Чтение онлайн

ЖАНРЫ

Малый трактат о великих добродетелях, или Как пользоваться философией в повседневной жизни

Конт-Спонвиль Андре

Шрифт:

Посмотрите на мать и младенца. Какая жадность в малыше! И какая щедрость в матери! Ребенок весь – воплощенное желание, импульс, животное начало. Ничего подобного в матери. Все эти черты преобразованы любовью, нежностью, добротой. У животных, во всяком случае у млекопитающих, наблюдается нечто подобное, но только человек сумел пройти в этом направлении гораздо дальше любого другого известного нам вида. Здесь начинается человечество – с изобретения любви. Ребенок берет – мать отдает. Ребенок испытывает удовольствие – мать испытывает радость. Эрот первичен, как я уже говорил, и это в самом деле так: каждая мать когда-то была младенцем. Но все-таки любовь почти всегда предшествует нам в этом мире (поскольку каждый ребенок рождается от матери) и учит нас любви.

Так зарождается человечество, так зарождается дух. Единственный Бог – это Бог любви. Ален, будучи убежденным атеистом, сумел как никто ясно выразить эту мысль: «Посмотрите на ребенка, и не останется никаких сомнений. Надо полюбить дух, ничего не надеясь получить взамен. Да, дух способен быть милосердным к самому себе – он дает нам способность мыслить. Но посмотрите лучше на картинку. Посмотрите на мать.

Вот ребенок. Его слабость божественна. Эта слабость, которая нуждается во всем, и есть Бог. Это существо, которое без нашей заботы прекратит существование, это и есть Бог. Таков дух, в глазах которого истина – не более чем божок. Истина скомпрометировала себя силой: Цезарь перетянул ее на свою сторону и расплачивается за это. Ребенок ни за что не расплачивается: он требует и еще раз требует. Таково суровое правило духа: дух

ни за что не расплачивается, и никто не может быть слугой двух господ. Чем меньше доказательств любви получает мать, тем больше она будет сама любить. И она права, и будет права, даже если ребенок будет вечно доказывать ее неправоту» («Боги», IV, 10).
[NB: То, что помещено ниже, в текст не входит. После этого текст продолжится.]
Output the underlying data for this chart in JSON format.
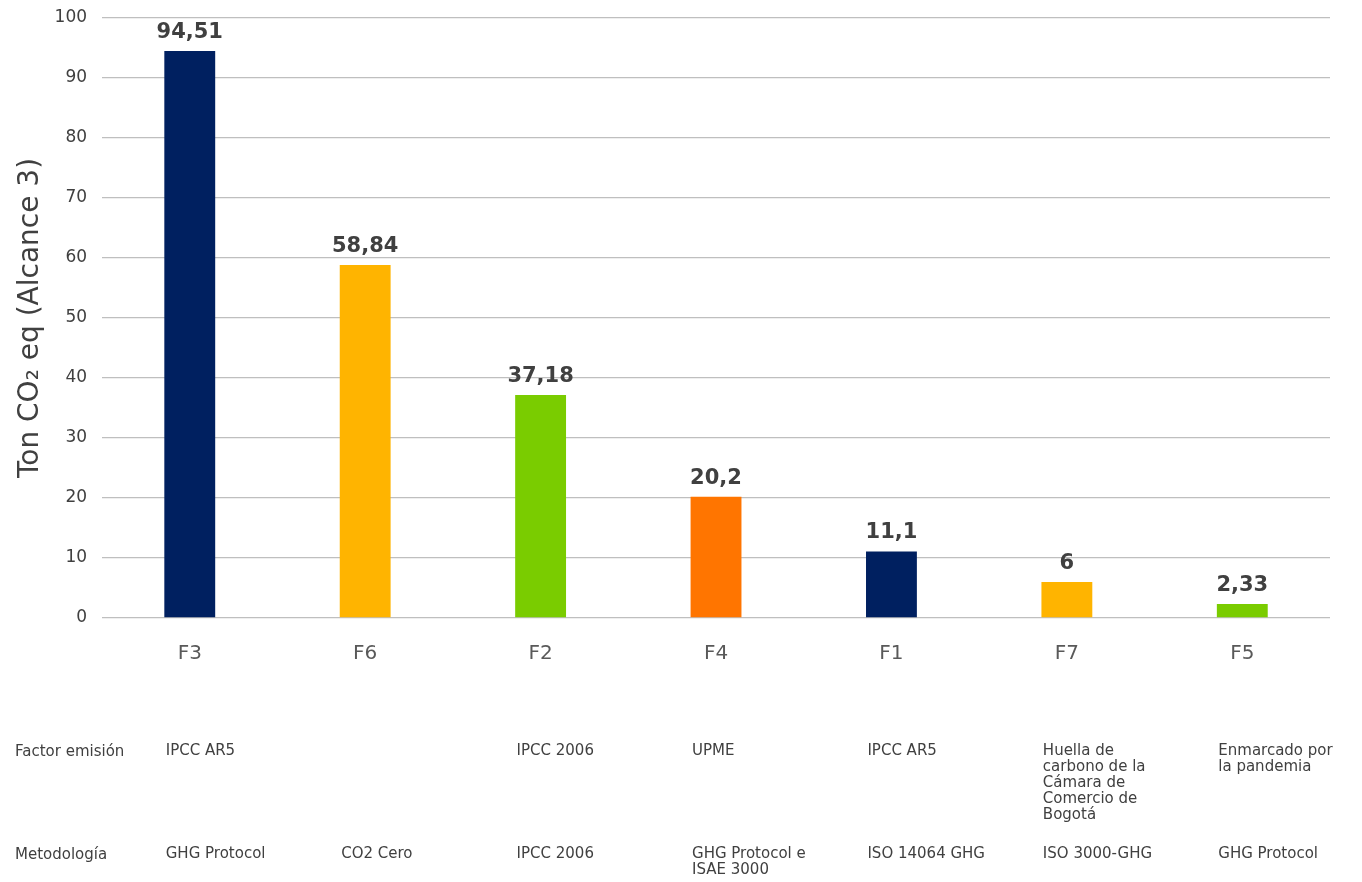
{
  "chart_data": {
    "type": "bar",
    "ylabel": "Ton CO₂ eq (Alcance 3)",
    "categories": [
      "F3",
      "F6",
      "F2",
      "F4",
      "F1",
      "F7",
      "F5"
    ],
    "values": [
      94.51,
      58.84,
      37.18,
      20.2,
      11.1,
      6,
      2.33
    ],
    "colors": [
      "#002060",
      "#ffb400",
      "#7acc00",
      "#ff7500",
      "#002060",
      "#ffb400",
      "#7acc00"
    ],
    "value_labels": [
      "94,51",
      "58,84",
      "37,18",
      "20,2",
      "11,1",
      "6",
      "2,33"
    ],
    "ylim": [
      0,
      100
    ],
    "yticks": [
      0,
      10,
      20,
      30,
      40,
      50,
      60,
      70,
      80,
      90,
      100
    ],
    "grid": "y",
    "legend": false,
    "annotations": [
      "Factor emisión",
      "IPCC AR5",
      "IPCC 2006",
      "UPME",
      "IPCC AR5",
      "Huella de carbono de la Cámara de Comercio de Bogotá",
      "Enmarcado por la pandemia",
      "Metodología",
      "GHG Protocol",
      "CO2 Cero",
      "IPCC 2006",
      "GHG Protocol e ISAE 3000",
      "ISO 14064 GHG",
      "ISO 3000-GHG",
      "GHG Protocol"
    ]
  }
}
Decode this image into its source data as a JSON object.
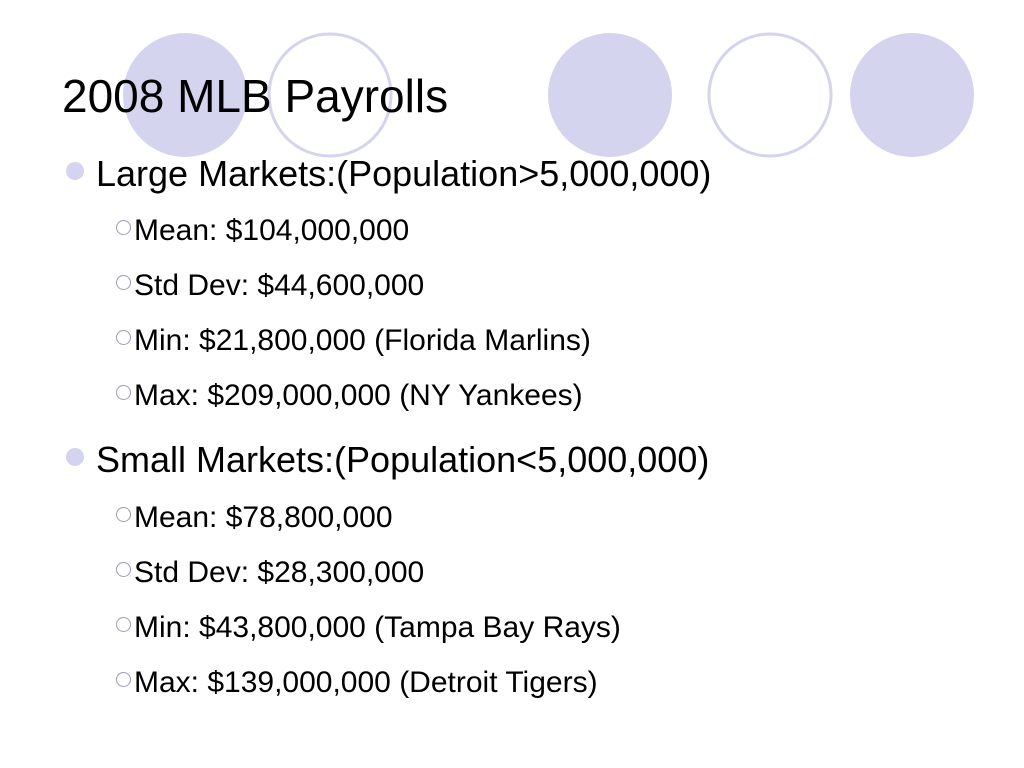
{
  "slide": {
    "title": "2008 MLB Payrolls",
    "accent_color": "#d4d4ee",
    "bullets": [
      {
        "text": "Large Markets:(Population>5,000,000)",
        "sub": [
          "Mean: $104,000,000",
          "Std Dev: $44,600,000",
          "Min: $21,800,000 (Florida Marlins)",
          "Max: $209,000,000 (NY Yankees)"
        ]
      },
      {
        "text": "Small Markets:(Population<5,000,000)",
        "sub": [
          "Mean: $78,800,000",
          "Std Dev: $28,300,000",
          "Min: $43,800,000 (Tampa Bay Rays)",
          "Max: $139,000,000 (Detroit Tigers)"
        ]
      }
    ]
  }
}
Все так. Но ребенок этого не знает. И не узнает, пока не научится любить.

Agape

Что же, это все? Хорошо, если бы это было так. Если бы любви было достаточно желания и радости! Если бы любви было достаточно самой любви! Но это не так. Почему? Потому что мы умеем любить только себя и своих близких, потому что наши желания почти всегда эгоистичны, наконец, потому, что в жизни мы сталкиваемся не только с близкими, которых любим, но и с ближним своим, которого не любим.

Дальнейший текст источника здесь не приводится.